Repossession of motor vehicle, security interests, commercially reasonable manner, and parties necessary: HARRINGTON V. ASSET ACCEPTANCE, LLC (COA 10/10/2008)

HARRINGTON
V. ASSET ACCEPTANCE, LLC
COMMERCIAL LAW:  Repossession motor vehicle; security interest;
necessary party; commercially reasonable manner

2007-CA-002400
PUBLISHED: REVERSING AND REMANDING
PANEL:  MOORE, PRESIDING; THOMPSON, HENRY CONCUR
COUNTY: OLDHAM
DATE RENDERED: 10/10/2008

The Court reversed and remanded a summary judgment in favor of appellee on appellee’s claim to recover a deficiency balance on a simple interest note and security agreement.
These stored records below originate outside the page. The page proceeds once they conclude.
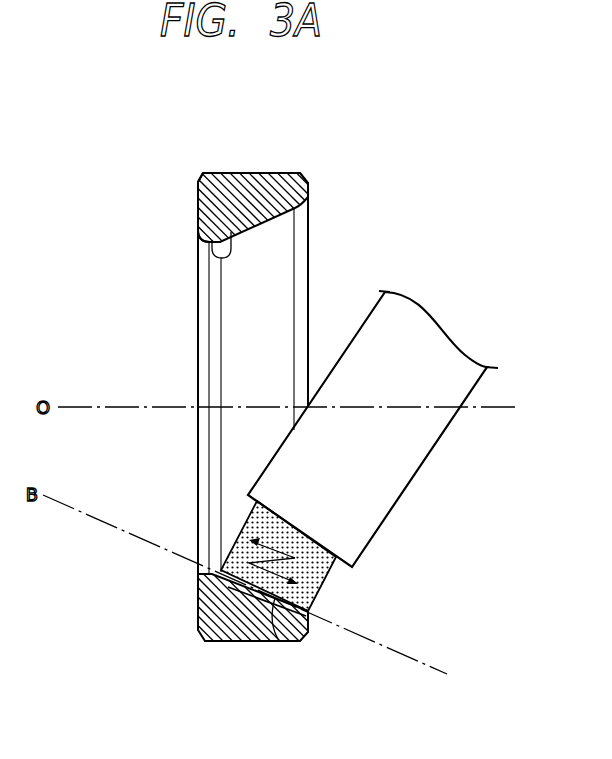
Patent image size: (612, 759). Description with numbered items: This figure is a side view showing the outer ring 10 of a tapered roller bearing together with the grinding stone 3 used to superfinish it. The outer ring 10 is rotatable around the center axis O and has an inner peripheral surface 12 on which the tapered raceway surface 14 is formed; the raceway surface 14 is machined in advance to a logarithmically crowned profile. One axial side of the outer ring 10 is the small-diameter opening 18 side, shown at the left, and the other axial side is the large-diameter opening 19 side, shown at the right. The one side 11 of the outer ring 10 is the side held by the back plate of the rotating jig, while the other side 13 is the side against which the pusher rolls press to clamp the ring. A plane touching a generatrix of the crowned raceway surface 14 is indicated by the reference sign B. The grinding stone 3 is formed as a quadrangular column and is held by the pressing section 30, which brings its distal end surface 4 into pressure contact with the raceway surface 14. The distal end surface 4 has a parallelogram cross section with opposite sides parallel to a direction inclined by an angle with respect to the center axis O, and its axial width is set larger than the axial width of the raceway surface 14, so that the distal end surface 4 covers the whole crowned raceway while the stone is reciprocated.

The outer ring 10 is at (253, 171).
The one side of the outer ring 11 is at (195, 220).
The inner peripheral surface 12 is at (231, 233).
The other side of the outer ring 13 is at (309, 190).
The tapered raceway surface 14 is at (236, 574).
The small-diameter opening 18 is at (196, 293).
The large-diameter opening 19 is at (309, 242).
The grinding stone 3 is at (314, 572).
The distal end surface 4 is at (280, 642).
The pressing section 30 is at (382, 467).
Appellee purchased appellant’s account after appellant’s vehicle was repossessed and sold by the bank that retained the security interest in the 7 vehicle. The Court held that the circuit court erred in granting appellee’s motion for summary judgment and in denying appellant’s motion for summary judgment. Appellee failed to prove that it was entitled to collect on the debt evidenced by the note and security agreement between appellant and the bank, as promissory notes are specifically excluded from the definition of account in KRS 355.9-102(1)(b)(3)(a). Therefore, even if appellee purchased the account, it did not necessarily include the right to collect on the note without evidence that it also purchased the note. The Court also held that appellee was not entitled to summary judgment on its claim that the vehicle was sold in a commercially reasonable manner pursuant to KRS 355.9-627. The bank was the secured party at the time the vehicle was sold and was not made a party to the action. Further, there was no evidence presented by appellee to show that the bank’s sale of the vehicle was commercially reasonable. The Court finally held that appellant was entitled to summary judgment, as appellee failed to present evidence that it had the right to collect the deficiency.